Turtles are sometimes brought to shore for weighing and lavage, like at Green Island.(ABC Far North: Holly Richardson)

Dr Bell says research on feeding grounds also allows scientists to measure juveniles, pubescent turtles and adult males, whereas nesting turtle research largely confines data to adult females.

“We needed to know what’s happening over the greater population,” he says.

While the project is still in its early days, Mr Wilson says there are indications of serious issues in turtle populations.

“We’re not seeing as many juvenile or young turtles as what we’d hoped to or what we have seen in the past,” he says.

“It’s very much raw data … but we’re looking at an 85 per cent skew female to male.”

The sex of turtles is determined by the temperature of eggs in the nest, with warmer nests generating more females.

Low hatchling rate in north islands

Dr Bell says researchers are also mapping DNA against nesting grounds, revealing concerning changes in the origins of turtles, including one of the northern-most islands in the Great Barrier Reef, Raine Island, home to the largest green turtle rookery in the world.

underwater, a turtle sits on a seagrass bed

Sea grass beds are a vital source of food for many marine turtle species.(ABC Far North: Holly Richardson)

“We’re seeing places like Raine Island not contributing to supplying lots of little juvenile turtles to feeding areas, which is a bit of an early warning alarm bell ringing that Raine Island may not be producing the number of hatchlings that it should be,” he says.

He says there appears to be a general decline in northern green turtle genetic stock, especially compared to southern nesting grounds.

“Maybe the flooding, maybe the nests are too hot, we don’t really know what’s causing it, but it just seems to be a low hatchling production from some of our major nesting beaches,” Dr Bell says.

Turtle stomachs flushed

Once back on land, some turtles also undergo a lavage.

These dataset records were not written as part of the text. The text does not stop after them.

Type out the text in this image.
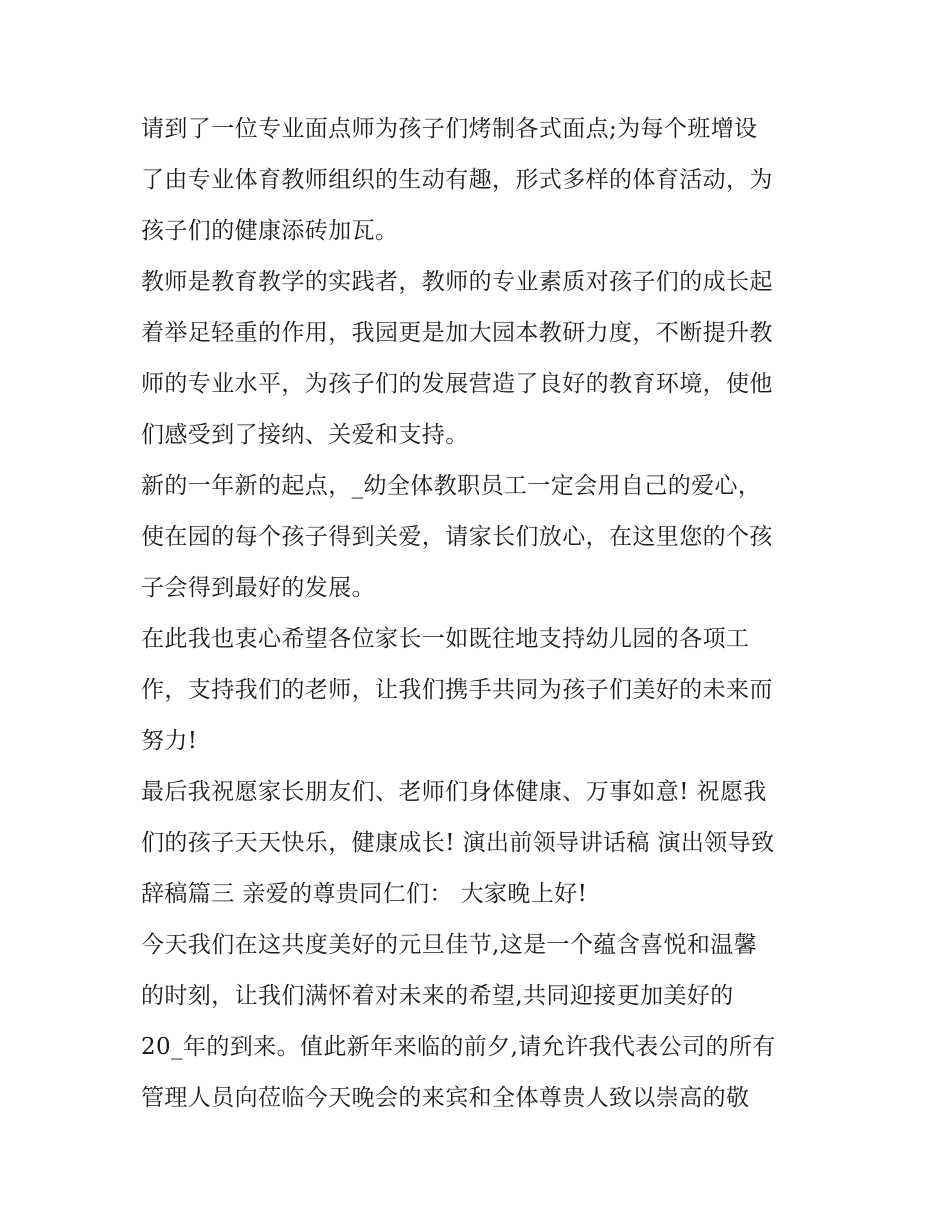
请到了一位专业面点师为孩子们烤制各式面点;为每个班增设
了由专业体育教师组织的生动有趣，形式多样的体育活动，为
孩子们的健康添砖加瓦。
教师是教育教学的实践者，教师的专业素质对孩子们的成长起
着举足轻重的作用，我园更是加大园本教研力度，不断提升教
师的专业水平，为孩子们的发展营造了良好的教育环境，使他
们感受到了接纳、关爱和支持。
新的一年新的起点，_幼全体教职员工一定会用自己的爱心，
使在园的每个孩子得到关爱，请家长们放心，在这里您的个孩
子会得到最好的发展。
在此我也衷心希望各位家长一如既往地支持幼儿园的各项工
作，支持我们的老师，让我们携手共同为孩子们美好的未来而
努力!
最后我祝愿家长朋友们、老师们身体健康、万事如意! 祝愿我
们的孩子天天快乐，健康成长! 演出前领导讲话稿 演出领导致
辞稿篇三 亲爱的尊贵同仁们： 大家晚上好!
今天我们在这共度美好的元旦佳节,这是一个蕴含喜悦和温馨
的时刻，让我们满怀着对未来的希望,共同迎接更加美好的
20_年的到来。值此新年来临的前夕,请允许我代表公司的所有
管理人员向莅临今天晚会的来宾和全体尊贵人致以崇高的敬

This involves flushing a turtle with water and capturing the contents of its stomach in a sieve to send for analysis.

Researchers say this kind of information is invaluable and a good indicator of their health and food availability.

A turtle underwater at a shallow beach

Scientists can map the nesting beach origin of Australian marine turtles through DNA.(ABC Far North: Holly Richardson)

“If there isn’t enough food around, then the girls aren’t going to put on the fat and then they aren’t going to go into breeding condition and then they might defer their nesting for one or two or three or four or five years,” Dr Bell says.

The proportion of sea grass and algae can also indicate how healthy seagrass beds are.

“Over the last 20 years we’ve been monitoring, we’ve noticed these events where you have a coral bleaching event, a lot of the corals die [and] get smothered with a black film, and that smothers the seagrass,” Dr Bell says.

A man in helmet in the ocean, holding a turtle

Scientists and volunteers are trained in capturing and handling the turtles.(ABC Far North: Holly Richardson)

He says this prompts turtles to switch to an algal diet, which also slows their growth and reproductive rates.

“As we look forward, they’re predicting these coral bleaching events to happen more frequently, so what impact is that going to have on turtle life history?” Dr Bell says.

Dr Bell hopes the weeks on the water and countless hours of measurements will mean a better future for these ancient animals.

two men release two turtles at a tropical beach

After all measurements are taken, the turtles are released back into the wild.(ABC Far North: Holly Richardson)

“We’re trying to get an idea of what the population looks like, so that we can develop policies and conservation strategies that are going to look after them, for our grandchildren,” he says.

“Having done this for 30 years, even now to stand on a nesting beach and watch a turtle come up and a dig a body pit and then an egg chamber and then lay 120 … and then crawl back to the water again, it still amazes me.”